Few films deserve a high-definition transfer as much as Yasujirô Ozu’s late-period color films, and the Criterion Collection has taken tender care with each frame of An Autumn Afternoon to maintain depth and clarity throughout. Most notable are the exterior shots of industrial Japan and night-lit streets, like the neon sign for Tory’s Bar. Even less decorated shots, like a middle-class apartment block, preserve the fine detail that Ozu integrated into every frame. If one intends to study the film at any length, this new Blu-ray is an essential release, more so than the previous DVD, if only for the visual dynamism. The soundtrack, while largely strong and free of any significant defect, sounds strained at times to balance dialogue and Ozu’s self-diagnosed "happy weather music."

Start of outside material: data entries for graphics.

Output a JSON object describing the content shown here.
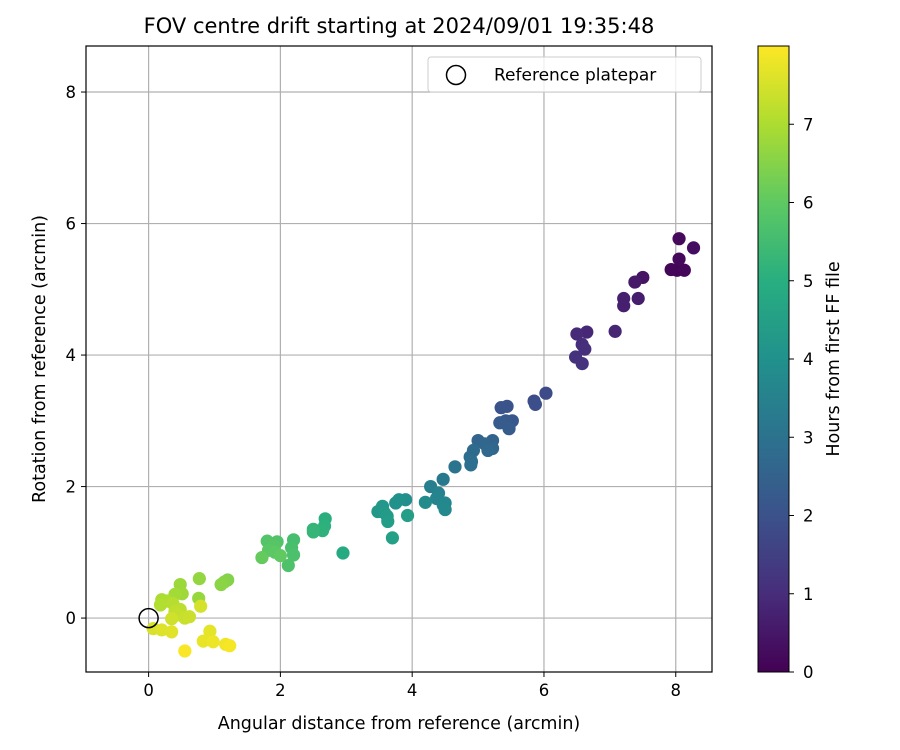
{
  "chart_data": {
    "type": "scatter",
    "title": "FOV centre drift starting at 2024/09/01 19:35:48",
    "xlabel": "Angular distance from reference (arcmin)",
    "ylabel": "Rotation from reference (arcmin)",
    "xlim": [
      -0.95,
      8.55
    ],
    "ylim": [
      -0.82,
      8.7
    ],
    "xticks": [
      0,
      2,
      4,
      6,
      8
    ],
    "yticks": [
      0,
      2,
      4,
      6,
      8
    ],
    "grid": true,
    "legend": {
      "position": "top-right",
      "entries": [
        "Reference platepar"
      ]
    },
    "reference_point": {
      "x": 0,
      "y": 0,
      "label": "Reference platepar"
    },
    "colorbar": {
      "label": "Hours from first FF file",
      "min": 0,
      "max": 8,
      "ticks": [
        0,
        1,
        2,
        3,
        4,
        5,
        6,
        7
      ],
      "colormap": "viridis"
    },
    "points": [
      {
        "x": 8.02,
        "y": 5.29,
        "c": 0.1
      },
      {
        "x": 8.13,
        "y": 5.29,
        "c": 0.15
      },
      {
        "x": 7.93,
        "y": 5.3,
        "c": 0.12
      },
      {
        "x": 8.05,
        "y": 5.46,
        "c": 0.18
      },
      {
        "x": 8.05,
        "y": 5.77,
        "c": 0.2
      },
      {
        "x": 8.27,
        "y": 5.63,
        "c": 0.28
      },
      {
        "x": 7.5,
        "y": 5.18,
        "c": 0.45
      },
      {
        "x": 7.38,
        "y": 5.11,
        "c": 0.55
      },
      {
        "x": 7.43,
        "y": 4.86,
        "c": 0.62
      },
      {
        "x": 7.21,
        "y": 4.86,
        "c": 0.72
      },
      {
        "x": 7.21,
        "y": 4.75,
        "c": 0.7
      },
      {
        "x": 7.08,
        "y": 4.36,
        "c": 0.85
      },
      {
        "x": 6.65,
        "y": 4.35,
        "c": 0.9
      },
      {
        "x": 6.5,
        "y": 4.32,
        "c": 0.95
      },
      {
        "x": 6.58,
        "y": 4.16,
        "c": 1.05
      },
      {
        "x": 6.62,
        "y": 4.09,
        "c": 1.1
      },
      {
        "x": 6.48,
        "y": 3.97,
        "c": 1.15
      },
      {
        "x": 6.58,
        "y": 3.87,
        "c": 1.2
      },
      {
        "x": 6.03,
        "y": 3.42,
        "c": 1.85
      },
      {
        "x": 5.85,
        "y": 3.3,
        "c": 1.9
      },
      {
        "x": 5.87,
        "y": 3.25,
        "c": 1.95
      },
      {
        "x": 5.44,
        "y": 3.22,
        "c": 2.05
      },
      {
        "x": 5.35,
        "y": 3.2,
        "c": 2.1
      },
      {
        "x": 5.52,
        "y": 3.0,
        "c": 2.2
      },
      {
        "x": 5.42,
        "y": 3.0,
        "c": 2.25
      },
      {
        "x": 5.33,
        "y": 2.97,
        "c": 2.3
      },
      {
        "x": 5.47,
        "y": 2.88,
        "c": 2.35
      },
      {
        "x": 5.22,
        "y": 2.7,
        "c": 2.55
      },
      {
        "x": 5.0,
        "y": 2.7,
        "c": 2.6
      },
      {
        "x": 5.1,
        "y": 2.65,
        "c": 2.65
      },
      {
        "x": 5.22,
        "y": 2.58,
        "c": 2.7
      },
      {
        "x": 5.15,
        "y": 2.55,
        "c": 2.75
      },
      {
        "x": 4.93,
        "y": 2.55,
        "c": 2.8
      },
      {
        "x": 4.88,
        "y": 2.45,
        "c": 2.85
      },
      {
        "x": 4.9,
        "y": 2.38,
        "c": 2.9
      },
      {
        "x": 4.89,
        "y": 2.33,
        "c": 2.95
      },
      {
        "x": 4.65,
        "y": 2.3,
        "c": 3.1
      },
      {
        "x": 4.47,
        "y": 2.11,
        "c": 3.25
      },
      {
        "x": 4.28,
        "y": 2.0,
        "c": 3.45
      },
      {
        "x": 4.4,
        "y": 1.9,
        "c": 3.55
      },
      {
        "x": 4.37,
        "y": 1.82,
        "c": 3.6
      },
      {
        "x": 4.5,
        "y": 1.75,
        "c": 3.65
      },
      {
        "x": 4.47,
        "y": 1.72,
        "c": 3.7
      },
      {
        "x": 4.5,
        "y": 1.65,
        "c": 3.75
      },
      {
        "x": 4.2,
        "y": 1.76,
        "c": 3.8
      },
      {
        "x": 3.9,
        "y": 1.8,
        "c": 3.95
      },
      {
        "x": 3.8,
        "y": 1.8,
        "c": 4.0
      },
      {
        "x": 3.75,
        "y": 1.75,
        "c": 4.05
      },
      {
        "x": 3.55,
        "y": 1.7,
        "c": 4.2
      },
      {
        "x": 3.48,
        "y": 1.62,
        "c": 4.25
      },
      {
        "x": 3.58,
        "y": 1.6,
        "c": 4.3
      },
      {
        "x": 3.62,
        "y": 1.55,
        "c": 4.35
      },
      {
        "x": 3.63,
        "y": 1.47,
        "c": 4.4
      },
      {
        "x": 3.93,
        "y": 1.56,
        "c": 4.45
      },
      {
        "x": 3.7,
        "y": 1.22,
        "c": 4.55
      },
      {
        "x": 2.95,
        "y": 0.99,
        "c": 4.9
      },
      {
        "x": 2.68,
        "y": 1.51,
        "c": 5.05
      },
      {
        "x": 2.67,
        "y": 1.4,
        "c": 5.1
      },
      {
        "x": 2.64,
        "y": 1.33,
        "c": 5.15
      },
      {
        "x": 2.5,
        "y": 1.35,
        "c": 5.25
      },
      {
        "x": 2.5,
        "y": 1.31,
        "c": 5.3
      },
      {
        "x": 2.2,
        "y": 1.19,
        "c": 5.6
      },
      {
        "x": 2.17,
        "y": 1.07,
        "c": 5.65
      },
      {
        "x": 2.2,
        "y": 0.96,
        "c": 5.7
      },
      {
        "x": 2.12,
        "y": 0.8,
        "c": 5.75
      },
      {
        "x": 1.95,
        "y": 1.16,
        "c": 5.8
      },
      {
        "x": 1.8,
        "y": 1.17,
        "c": 5.85
      },
      {
        "x": 1.9,
        "y": 1.1,
        "c": 5.9
      },
      {
        "x": 1.82,
        "y": 1.03,
        "c": 5.95
      },
      {
        "x": 1.92,
        "y": 1.0,
        "c": 6.0
      },
      {
        "x": 2.0,
        "y": 0.95,
        "c": 6.05
      },
      {
        "x": 1.72,
        "y": 0.92,
        "c": 6.1
      },
      {
        "x": 1.2,
        "y": 0.58,
        "c": 6.5
      },
      {
        "x": 1.15,
        "y": 0.55,
        "c": 6.55
      },
      {
        "x": 1.1,
        "y": 0.51,
        "c": 6.6
      },
      {
        "x": 0.77,
        "y": 0.6,
        "c": 6.7
      },
      {
        "x": 0.48,
        "y": 0.51,
        "c": 6.8
      },
      {
        "x": 0.76,
        "y": 0.3,
        "c": 6.75
      },
      {
        "x": 0.51,
        "y": 0.37,
        "c": 6.85
      },
      {
        "x": 0.4,
        "y": 0.36,
        "c": 6.9
      },
      {
        "x": 0.2,
        "y": 0.28,
        "c": 7.0
      },
      {
        "x": 0.28,
        "y": 0.26,
        "c": 7.05
      },
      {
        "x": 0.18,
        "y": 0.2,
        "c": 7.1
      },
      {
        "x": 0.37,
        "y": 0.22,
        "c": 7.15
      },
      {
        "x": 0.48,
        "y": 0.13,
        "c": 7.2
      },
      {
        "x": 0.4,
        "y": 0.1,
        "c": 7.25
      },
      {
        "x": 0.45,
        "y": 0.05,
        "c": 7.3
      },
      {
        "x": 0.55,
        "y": 0.0,
        "c": 7.35
      },
      {
        "x": 0.62,
        "y": 0.02,
        "c": 7.4
      },
      {
        "x": 0.35,
        "y": -0.01,
        "c": 7.45
      },
      {
        "x": 0.79,
        "y": 0.18,
        "c": 7.5
      },
      {
        "x": 0.07,
        "y": -0.16,
        "c": 7.55
      },
      {
        "x": 0.2,
        "y": -0.18,
        "c": 7.6
      },
      {
        "x": 0.35,
        "y": -0.21,
        "c": 7.65
      },
      {
        "x": 0.93,
        "y": -0.2,
        "c": 7.7
      },
      {
        "x": 0.83,
        "y": -0.35,
        "c": 7.75
      },
      {
        "x": 0.98,
        "y": -0.36,
        "c": 7.8
      },
      {
        "x": 1.17,
        "y": -0.4,
        "c": 7.85
      },
      {
        "x": 1.23,
        "y": -0.42,
        "c": 7.9
      },
      {
        "x": 0.55,
        "y": -0.5,
        "c": 7.95
      }
    ]
  }
}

The features are carried over from the film’s previous DVD release. Criterion opts for an academic lot of supplements, with David Bordwell providing a feature-length commentary, offering mostly formal explanations for the film’s intricate use of space, image, and editing. Any student or cinephile wishing for a more concrete explanation of Ozu’s mastery will find much purchase in Bordwell’s discussions of color, low-camera placement, and Ozu’s differences from "most directors," as Bordwell likes to call them. Overall, Bordwell is an engaging presence and only seldom drops out to let the film play without intrusion. Otherwise, there’s an excerpt from the French television program Ciné Regards, in which Michel Ciment and Georges Perec explain Ozu’s importance as a filmmaker to be cherished as one of cinema’s greats, as well as a pair of trailers. Finally, essays by Geoff Andrew and Donald Ritchie discuss Ozu’s "profound compassion" and the discovery of Ozu’s diaries.
Criterion’s Blu-ray upgrade of An Autumn Afternoon strikingly renders Yasujirô Ozu’s most direct critique of the Westernization of modernized Japan.